I paused and shook my head as I reached a wide four way intersection. But Vee was right, I was getting complacent. No matter how mundane a delve was, I needed to stay alert. Beasts, ancient security constructs, traps or even just mundane hazards of spelunking could all ruin an unwary delver's day. Stopping, I set down my lantern and pulled out my map, sketching down the last few hundred feet and the intersection . Then I carefully peered down all three passages. Unlike before, there was no clear distinction between the main path and the side ones.

On my left, the ceiling bowed downward though and rubble littered the floor, the passage was choked with drifting sand. I marked that one down for the diggers. The ways right and forward were less easy to choose from. Where the right hall was dark though, ahead, a single silver bar of light still flickered on the floor, buried in sand. It flickered wildly on and off, barely casting any light at all, but even that indicated that there might be some actual functional artifacts down the way.

"What do you think, Vee?" I asked idly.

"Like you have to ask," he sassed. "Working Prana batteries are worth their weight in gold."

I laughed under my breath. It looked like excitement and profit were on the same side for once. Lucky me.

***​

The hall went on for quite a ways, and we began to steadily encounter more light on the floor and ceiling. They flickered and sputtered just like the first one, and we ran across our first real obstacle in the form of a broken panel in the ceiling, where broken cables and wiring hung out, disgorging intermittent sprays of sparking Lightning Prana.

"Definitely an intact battery, maybe even a generator," I said, peering up at the wires.

"If we can shut it off, I bet the guys at camp can get some good scrap metals of the wiring too," Vee mused. This really was turning into a lucky find. Usually channeling materials like those wires and cables were too burnt out or damaged to be much use. Even partially intact ones were good salvage. Lots of rare metals and Prana conducting minerals.

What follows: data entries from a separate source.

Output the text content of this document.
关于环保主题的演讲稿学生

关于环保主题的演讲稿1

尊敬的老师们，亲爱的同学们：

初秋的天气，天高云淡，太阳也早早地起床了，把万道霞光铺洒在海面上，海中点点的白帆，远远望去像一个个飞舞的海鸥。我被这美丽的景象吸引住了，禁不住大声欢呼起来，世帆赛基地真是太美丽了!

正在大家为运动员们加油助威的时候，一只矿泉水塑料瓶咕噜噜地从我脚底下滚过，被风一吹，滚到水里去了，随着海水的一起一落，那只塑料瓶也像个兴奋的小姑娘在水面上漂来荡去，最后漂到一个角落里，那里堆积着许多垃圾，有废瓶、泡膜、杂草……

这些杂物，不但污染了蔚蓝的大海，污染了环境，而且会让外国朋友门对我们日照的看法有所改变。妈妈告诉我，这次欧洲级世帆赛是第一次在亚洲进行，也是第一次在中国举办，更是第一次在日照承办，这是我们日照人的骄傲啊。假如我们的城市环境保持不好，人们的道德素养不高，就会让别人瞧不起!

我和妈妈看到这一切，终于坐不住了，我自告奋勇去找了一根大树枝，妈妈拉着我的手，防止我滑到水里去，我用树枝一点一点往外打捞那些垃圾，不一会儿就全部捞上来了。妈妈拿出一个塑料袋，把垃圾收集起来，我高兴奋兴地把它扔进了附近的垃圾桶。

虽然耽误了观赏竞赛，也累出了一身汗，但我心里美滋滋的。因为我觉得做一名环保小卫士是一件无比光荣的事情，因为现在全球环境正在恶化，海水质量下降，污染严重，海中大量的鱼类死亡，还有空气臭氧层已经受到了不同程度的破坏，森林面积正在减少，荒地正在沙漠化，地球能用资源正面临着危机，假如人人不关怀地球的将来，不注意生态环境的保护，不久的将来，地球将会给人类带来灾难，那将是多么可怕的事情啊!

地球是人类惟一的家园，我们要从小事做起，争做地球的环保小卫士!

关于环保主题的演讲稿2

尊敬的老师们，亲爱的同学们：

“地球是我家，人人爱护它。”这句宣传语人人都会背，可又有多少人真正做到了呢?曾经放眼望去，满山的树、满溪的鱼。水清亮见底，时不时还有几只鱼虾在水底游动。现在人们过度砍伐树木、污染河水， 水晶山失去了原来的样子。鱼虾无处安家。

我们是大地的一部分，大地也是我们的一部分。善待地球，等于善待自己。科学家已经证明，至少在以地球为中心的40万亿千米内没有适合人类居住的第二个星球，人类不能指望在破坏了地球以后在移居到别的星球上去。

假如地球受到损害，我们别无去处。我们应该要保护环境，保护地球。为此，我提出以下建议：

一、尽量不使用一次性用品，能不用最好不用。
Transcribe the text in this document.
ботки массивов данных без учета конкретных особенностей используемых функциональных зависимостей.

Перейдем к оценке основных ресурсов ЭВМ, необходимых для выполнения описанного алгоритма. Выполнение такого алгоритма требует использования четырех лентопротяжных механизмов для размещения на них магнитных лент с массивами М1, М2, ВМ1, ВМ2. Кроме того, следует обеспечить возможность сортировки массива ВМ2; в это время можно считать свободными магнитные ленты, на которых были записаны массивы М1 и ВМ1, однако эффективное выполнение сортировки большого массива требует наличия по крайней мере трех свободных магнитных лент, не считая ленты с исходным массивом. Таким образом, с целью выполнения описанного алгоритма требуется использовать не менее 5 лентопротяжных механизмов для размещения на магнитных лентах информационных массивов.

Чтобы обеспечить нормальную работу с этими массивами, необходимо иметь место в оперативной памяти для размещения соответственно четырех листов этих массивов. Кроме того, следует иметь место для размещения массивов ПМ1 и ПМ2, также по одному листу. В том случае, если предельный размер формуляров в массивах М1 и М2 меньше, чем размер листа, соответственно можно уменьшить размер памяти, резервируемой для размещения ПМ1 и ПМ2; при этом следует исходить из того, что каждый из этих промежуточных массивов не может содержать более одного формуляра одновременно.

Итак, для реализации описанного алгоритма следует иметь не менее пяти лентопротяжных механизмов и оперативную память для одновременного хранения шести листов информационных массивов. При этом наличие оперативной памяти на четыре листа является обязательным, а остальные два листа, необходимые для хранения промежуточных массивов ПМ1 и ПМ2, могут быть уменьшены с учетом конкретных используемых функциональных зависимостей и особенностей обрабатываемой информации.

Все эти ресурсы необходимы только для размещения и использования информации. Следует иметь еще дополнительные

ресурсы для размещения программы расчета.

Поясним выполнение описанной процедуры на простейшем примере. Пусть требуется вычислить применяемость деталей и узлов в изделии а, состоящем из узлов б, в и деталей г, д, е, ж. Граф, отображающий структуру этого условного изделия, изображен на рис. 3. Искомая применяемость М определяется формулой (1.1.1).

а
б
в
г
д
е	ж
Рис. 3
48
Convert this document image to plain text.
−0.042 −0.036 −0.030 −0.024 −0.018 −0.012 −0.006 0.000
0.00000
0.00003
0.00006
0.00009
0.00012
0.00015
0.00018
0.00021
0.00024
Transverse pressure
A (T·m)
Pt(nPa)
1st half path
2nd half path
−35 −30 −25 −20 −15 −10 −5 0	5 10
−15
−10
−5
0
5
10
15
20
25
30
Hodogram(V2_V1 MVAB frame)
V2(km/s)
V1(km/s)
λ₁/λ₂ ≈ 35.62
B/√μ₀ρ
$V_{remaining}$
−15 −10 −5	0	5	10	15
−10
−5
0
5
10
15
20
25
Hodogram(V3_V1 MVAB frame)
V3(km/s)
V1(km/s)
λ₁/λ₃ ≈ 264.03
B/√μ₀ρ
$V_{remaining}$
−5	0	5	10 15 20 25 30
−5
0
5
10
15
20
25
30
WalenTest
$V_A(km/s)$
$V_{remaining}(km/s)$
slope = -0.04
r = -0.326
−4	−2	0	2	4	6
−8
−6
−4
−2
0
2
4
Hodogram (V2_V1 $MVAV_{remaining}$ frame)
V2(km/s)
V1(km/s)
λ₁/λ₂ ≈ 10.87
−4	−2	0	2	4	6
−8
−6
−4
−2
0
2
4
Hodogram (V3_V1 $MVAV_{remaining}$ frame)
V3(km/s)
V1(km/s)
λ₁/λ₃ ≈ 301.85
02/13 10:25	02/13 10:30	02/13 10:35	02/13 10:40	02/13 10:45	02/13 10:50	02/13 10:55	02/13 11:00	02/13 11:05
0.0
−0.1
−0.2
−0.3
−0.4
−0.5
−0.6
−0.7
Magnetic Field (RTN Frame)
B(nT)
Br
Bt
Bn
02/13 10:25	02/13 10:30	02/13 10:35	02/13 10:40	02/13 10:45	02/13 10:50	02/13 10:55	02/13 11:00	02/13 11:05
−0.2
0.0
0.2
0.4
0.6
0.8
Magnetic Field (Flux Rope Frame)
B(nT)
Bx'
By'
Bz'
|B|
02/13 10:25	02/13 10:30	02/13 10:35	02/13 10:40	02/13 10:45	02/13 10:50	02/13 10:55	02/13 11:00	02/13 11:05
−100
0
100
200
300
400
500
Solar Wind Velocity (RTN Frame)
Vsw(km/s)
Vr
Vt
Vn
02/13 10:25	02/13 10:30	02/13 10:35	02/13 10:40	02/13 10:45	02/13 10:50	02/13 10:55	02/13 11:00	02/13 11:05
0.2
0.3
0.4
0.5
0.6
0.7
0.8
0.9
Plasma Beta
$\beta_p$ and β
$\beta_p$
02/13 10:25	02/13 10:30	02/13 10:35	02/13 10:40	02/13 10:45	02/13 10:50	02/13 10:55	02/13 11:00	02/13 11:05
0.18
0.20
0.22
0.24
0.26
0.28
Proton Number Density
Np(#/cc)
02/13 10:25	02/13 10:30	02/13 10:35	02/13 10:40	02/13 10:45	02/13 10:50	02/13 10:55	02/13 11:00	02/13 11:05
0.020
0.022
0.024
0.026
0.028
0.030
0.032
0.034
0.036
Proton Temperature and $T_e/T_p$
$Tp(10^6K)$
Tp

Maybe I could even have gramps upgrade one of my circuit tattoos if the haul was good enough. I shook my head, clearing my thoughts. Haul it might be, but right now it was an obstacle. "In the pack Vee."

"Yeah, yeah," he grumbled, scrambling back into my backpack as I threw the hood of my cloak over my head.

I hunched my shoulders and lowered my head as I crouched, preparing to jump through. My cloak was mildly flame and shock resistant, but it was better to keep contact brief. The showering sparks raining down sputtered and lessened for a moment, and I jumped.

I felt pinpricks of heat and smelled the faint scent of burning hair as stray sparks snapped at my hands, but a moment later I was through and rolling to my feet. It was only then that I heard the high pitched whine coming from further up the hallway. I dived to the left as a lance of light cut through the space where I had been standing, tracing a glowing red line across the floor. There in the corner at the end of the hall, a panel had extended from the ceiling, revealing a dully glowing white crystal as long as my hand. It was already reorienting on my position, a tiny pearl of light blooming on it's pointed tip.

I pointed my palms behind me and green light bloomed from the arrays on my palms, the whirling vortex that emerged launched me forward as a more powerful pulse of light lanced out to incinerate me. My feet left the ground, and for a moment, I flew. I snatched my knife from its sheath, and with my free hand, gestured. The wind currents shifted, launching me up toward the slowly reorienting crystal.

My knife slashed through the white prana crystal right as light was beginning to bloom again. I landed with a thump and a clatter as the severed piece landed on the floor beside me. For a second, there was silence.

"...Active defenses. We really did find something big," Vee muttered, poking his head back out of my pack.

"Yeah," I replied, caught between caution and glee. This was just what I had needed. But I had best be prepared so that I didn't choke on the good fortune. I reached down, and scooped up the severed crystal, it could be ground up for fuel still, even if it was damaged. Here at the end of the hall, I could see a pair of doors, and there was faint light coming from beneath.

I peered at the tightly sealed doors and pursed my lips. I didn't want to use the blasting charges when there could be expensive and delicate valuables on the other side. I might not have a choice. Peering closer, I saw that there was actually a gap there, if a tiny one. "Vee, watch my back while I pry this open."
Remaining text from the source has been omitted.